I love information. This is a silly thing to say, I know, and a silly thing to have an affection for, perhaps. After all, “information” is so general as to be useless. But don’t despise the useless, because some useless things are quite worthwhile, such as art, for example — which leads me to this week’s fillip.


information aesthetics is a website that posts finds from around the web that present information graphically. There’s a world of wonder here for the infomaniac or the visual communicator. Take, for example, his entry on creative calendar design, where he draws together half a dozen different ways of measuring out our days (spiral, dodecahedron, minimalist…), or the astonishing gigapixel photography that gives you more detail that you can believe possible, or the very funny video that has people acting out on-screen activity, or… just about anything on the site.

Must say, though, that I don’t find his information presented as clearly as I would have liked. Took me some time to figure out the drop-down lists for categories etc. And I don’t like the clutter. Too much information — wait — that’s not what I mean — I mean, aw you get the picture.


  1. I’m thinking you mean you would like to see it represented in a better graphic presentation. 8-)

    I thought this was an interesting website when I first saw it, and have tried to keep my eye out for good graphic representations of information for submission. Alas, haven’t seen anything that really grabbed me. It’s worth another visit, though, since it sounds like they have added a lot of examples!

  2. If you’re looking for more serious or structured works on the site, you might find them in his “locative” section, which in some sense takes advantage of maps and geography, either literally or as a metaphor we’re all familiar wth.

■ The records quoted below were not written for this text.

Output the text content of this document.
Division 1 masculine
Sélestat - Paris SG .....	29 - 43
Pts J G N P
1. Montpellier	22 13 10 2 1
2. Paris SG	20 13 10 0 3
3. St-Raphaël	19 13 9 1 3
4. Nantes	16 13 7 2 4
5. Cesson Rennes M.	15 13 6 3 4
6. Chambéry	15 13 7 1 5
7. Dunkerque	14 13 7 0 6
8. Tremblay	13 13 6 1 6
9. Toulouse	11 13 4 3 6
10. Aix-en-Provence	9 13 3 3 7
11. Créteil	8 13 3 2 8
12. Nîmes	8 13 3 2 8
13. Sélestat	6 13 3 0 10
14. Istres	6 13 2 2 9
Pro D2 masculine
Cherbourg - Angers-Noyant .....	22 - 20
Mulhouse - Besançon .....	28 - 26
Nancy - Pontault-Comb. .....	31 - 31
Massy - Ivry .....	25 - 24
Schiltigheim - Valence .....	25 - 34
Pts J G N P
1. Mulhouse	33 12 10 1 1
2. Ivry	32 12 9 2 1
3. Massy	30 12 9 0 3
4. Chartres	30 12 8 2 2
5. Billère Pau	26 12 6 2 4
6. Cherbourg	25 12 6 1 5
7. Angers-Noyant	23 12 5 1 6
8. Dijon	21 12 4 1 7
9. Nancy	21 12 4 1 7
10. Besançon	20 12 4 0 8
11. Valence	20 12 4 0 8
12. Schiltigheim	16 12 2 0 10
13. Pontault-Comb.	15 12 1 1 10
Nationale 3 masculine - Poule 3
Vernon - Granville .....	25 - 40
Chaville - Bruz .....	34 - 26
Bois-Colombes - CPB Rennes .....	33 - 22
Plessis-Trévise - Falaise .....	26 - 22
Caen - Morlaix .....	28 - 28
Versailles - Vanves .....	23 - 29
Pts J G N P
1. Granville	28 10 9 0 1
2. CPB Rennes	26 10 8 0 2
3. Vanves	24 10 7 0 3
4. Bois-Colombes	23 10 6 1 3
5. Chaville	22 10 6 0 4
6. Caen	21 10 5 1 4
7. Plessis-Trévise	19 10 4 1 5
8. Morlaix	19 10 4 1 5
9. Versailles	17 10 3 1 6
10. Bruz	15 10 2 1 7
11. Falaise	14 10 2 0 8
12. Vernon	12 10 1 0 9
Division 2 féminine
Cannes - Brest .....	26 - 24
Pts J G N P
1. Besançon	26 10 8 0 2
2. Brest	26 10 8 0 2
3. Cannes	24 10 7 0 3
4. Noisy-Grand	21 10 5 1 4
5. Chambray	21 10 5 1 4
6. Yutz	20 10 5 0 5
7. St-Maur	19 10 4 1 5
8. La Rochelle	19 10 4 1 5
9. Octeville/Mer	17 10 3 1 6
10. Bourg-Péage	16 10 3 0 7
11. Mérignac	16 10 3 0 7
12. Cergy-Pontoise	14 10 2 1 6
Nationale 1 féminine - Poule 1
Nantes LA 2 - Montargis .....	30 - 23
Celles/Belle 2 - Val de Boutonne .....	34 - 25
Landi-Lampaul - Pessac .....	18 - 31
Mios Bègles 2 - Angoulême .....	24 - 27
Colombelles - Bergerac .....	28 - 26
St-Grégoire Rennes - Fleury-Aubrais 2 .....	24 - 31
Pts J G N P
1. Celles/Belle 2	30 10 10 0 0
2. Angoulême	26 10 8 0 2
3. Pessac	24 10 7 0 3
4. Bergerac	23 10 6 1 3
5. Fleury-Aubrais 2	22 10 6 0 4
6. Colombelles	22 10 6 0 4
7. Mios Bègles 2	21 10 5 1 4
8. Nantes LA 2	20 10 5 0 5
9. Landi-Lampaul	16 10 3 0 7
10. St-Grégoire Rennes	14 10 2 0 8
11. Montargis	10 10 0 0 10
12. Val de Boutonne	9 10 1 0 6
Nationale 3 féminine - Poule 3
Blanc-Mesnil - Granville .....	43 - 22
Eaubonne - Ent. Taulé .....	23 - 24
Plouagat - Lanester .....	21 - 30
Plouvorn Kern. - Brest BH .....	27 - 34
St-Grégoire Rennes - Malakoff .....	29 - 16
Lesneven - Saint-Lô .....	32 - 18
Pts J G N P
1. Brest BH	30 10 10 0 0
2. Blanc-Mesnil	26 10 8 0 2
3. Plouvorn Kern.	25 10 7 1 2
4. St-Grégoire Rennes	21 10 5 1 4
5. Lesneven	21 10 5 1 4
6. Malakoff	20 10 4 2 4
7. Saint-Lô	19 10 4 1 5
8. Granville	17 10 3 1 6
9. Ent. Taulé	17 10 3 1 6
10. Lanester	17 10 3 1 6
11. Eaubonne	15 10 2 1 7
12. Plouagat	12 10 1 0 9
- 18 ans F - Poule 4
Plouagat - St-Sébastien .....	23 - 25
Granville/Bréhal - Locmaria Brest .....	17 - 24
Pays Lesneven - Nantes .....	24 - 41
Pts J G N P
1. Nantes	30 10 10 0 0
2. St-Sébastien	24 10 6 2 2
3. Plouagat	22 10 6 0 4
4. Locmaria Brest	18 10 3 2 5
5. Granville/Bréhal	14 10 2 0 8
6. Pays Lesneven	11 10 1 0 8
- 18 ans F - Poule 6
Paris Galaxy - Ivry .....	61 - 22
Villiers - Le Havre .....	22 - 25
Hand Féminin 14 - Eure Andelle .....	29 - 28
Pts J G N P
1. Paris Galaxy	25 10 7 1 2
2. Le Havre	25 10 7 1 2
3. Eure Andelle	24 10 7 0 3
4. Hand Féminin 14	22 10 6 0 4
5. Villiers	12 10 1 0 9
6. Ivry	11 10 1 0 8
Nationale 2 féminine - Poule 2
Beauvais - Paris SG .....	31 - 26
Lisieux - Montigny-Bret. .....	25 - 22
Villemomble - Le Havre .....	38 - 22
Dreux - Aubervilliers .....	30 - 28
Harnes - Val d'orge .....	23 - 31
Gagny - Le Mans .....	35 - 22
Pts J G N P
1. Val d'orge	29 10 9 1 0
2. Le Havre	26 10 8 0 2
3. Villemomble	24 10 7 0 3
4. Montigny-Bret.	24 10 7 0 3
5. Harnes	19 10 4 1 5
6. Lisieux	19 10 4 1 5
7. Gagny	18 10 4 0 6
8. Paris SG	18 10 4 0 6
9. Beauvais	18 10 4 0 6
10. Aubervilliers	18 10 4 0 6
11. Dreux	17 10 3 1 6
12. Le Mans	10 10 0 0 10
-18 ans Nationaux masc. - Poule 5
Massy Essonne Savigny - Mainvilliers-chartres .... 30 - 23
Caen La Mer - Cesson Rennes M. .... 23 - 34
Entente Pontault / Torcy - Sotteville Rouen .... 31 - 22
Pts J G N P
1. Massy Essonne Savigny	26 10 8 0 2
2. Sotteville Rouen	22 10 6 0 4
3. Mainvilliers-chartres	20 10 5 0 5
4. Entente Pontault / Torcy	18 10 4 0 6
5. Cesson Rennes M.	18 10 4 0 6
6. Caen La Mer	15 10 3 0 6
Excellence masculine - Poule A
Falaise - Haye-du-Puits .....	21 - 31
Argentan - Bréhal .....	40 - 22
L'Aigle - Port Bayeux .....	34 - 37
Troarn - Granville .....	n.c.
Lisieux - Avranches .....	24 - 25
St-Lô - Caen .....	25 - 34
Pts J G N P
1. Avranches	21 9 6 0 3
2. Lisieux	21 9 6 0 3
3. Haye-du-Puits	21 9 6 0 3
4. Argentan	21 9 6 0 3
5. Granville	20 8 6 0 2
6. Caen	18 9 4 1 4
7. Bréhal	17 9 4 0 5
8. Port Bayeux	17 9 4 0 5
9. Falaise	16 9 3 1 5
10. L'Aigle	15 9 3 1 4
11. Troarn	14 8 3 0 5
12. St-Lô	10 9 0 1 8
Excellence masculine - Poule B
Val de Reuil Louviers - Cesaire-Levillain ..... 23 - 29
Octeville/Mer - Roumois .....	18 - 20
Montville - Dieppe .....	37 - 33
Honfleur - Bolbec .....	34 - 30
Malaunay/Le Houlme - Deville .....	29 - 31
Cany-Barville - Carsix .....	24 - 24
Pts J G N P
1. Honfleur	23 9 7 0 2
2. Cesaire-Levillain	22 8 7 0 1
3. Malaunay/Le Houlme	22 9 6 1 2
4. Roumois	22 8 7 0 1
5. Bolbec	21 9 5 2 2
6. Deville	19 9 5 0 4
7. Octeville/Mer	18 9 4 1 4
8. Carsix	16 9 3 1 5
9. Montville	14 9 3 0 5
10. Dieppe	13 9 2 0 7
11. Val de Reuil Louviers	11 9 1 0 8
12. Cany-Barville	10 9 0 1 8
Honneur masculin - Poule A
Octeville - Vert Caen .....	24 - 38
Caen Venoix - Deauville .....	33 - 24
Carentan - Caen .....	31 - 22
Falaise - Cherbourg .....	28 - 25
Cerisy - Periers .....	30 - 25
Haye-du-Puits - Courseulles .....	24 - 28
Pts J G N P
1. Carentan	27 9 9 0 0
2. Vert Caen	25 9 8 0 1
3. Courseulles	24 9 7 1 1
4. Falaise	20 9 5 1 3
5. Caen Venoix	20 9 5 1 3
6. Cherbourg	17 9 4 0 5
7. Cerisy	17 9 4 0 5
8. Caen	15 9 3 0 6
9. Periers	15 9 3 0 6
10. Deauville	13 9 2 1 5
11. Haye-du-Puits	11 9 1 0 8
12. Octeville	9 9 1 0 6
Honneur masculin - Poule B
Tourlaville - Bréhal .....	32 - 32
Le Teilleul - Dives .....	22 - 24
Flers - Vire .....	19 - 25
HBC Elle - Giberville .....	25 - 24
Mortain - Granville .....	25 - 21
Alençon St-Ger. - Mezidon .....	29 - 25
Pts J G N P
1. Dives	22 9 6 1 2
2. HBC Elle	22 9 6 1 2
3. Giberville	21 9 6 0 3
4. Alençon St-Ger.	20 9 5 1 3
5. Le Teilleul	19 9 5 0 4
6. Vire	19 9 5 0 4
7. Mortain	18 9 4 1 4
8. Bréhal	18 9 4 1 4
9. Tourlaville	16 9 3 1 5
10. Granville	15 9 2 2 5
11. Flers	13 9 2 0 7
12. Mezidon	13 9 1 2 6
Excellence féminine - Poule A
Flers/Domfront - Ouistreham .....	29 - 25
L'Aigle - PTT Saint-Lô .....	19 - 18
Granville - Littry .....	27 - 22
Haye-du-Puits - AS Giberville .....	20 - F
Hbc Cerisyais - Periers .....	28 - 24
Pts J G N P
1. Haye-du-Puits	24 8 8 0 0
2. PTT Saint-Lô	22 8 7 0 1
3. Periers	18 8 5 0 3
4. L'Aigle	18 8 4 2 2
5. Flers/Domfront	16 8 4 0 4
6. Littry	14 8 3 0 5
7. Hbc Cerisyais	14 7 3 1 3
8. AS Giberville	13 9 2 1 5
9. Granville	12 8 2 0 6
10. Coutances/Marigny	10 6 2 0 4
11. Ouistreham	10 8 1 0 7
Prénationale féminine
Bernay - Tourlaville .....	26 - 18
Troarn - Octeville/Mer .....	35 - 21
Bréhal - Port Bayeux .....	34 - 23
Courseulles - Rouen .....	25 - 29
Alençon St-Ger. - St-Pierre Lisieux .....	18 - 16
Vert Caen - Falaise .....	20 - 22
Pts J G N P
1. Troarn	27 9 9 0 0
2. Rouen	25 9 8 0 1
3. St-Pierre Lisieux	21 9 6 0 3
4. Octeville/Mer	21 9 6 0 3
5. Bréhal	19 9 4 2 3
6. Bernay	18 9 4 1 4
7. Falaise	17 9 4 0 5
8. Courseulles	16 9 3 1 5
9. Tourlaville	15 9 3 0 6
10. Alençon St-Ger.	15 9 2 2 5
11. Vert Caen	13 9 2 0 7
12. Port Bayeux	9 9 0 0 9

  3. There are several mentions on the information aesthetics site of Edward Tufte’s work on the graphical display of information. I thought it worth mentioning Tufte’s work; if you have had a chance to view his work, it is truly wonderful. Tufte’s website is at:

  4. Ah yes, Ted, but consistent with the post on the gorgeously tactile nature of the printed leather bound word, Tufte’s books (which I acquired for Ted’s library) are even more impressive.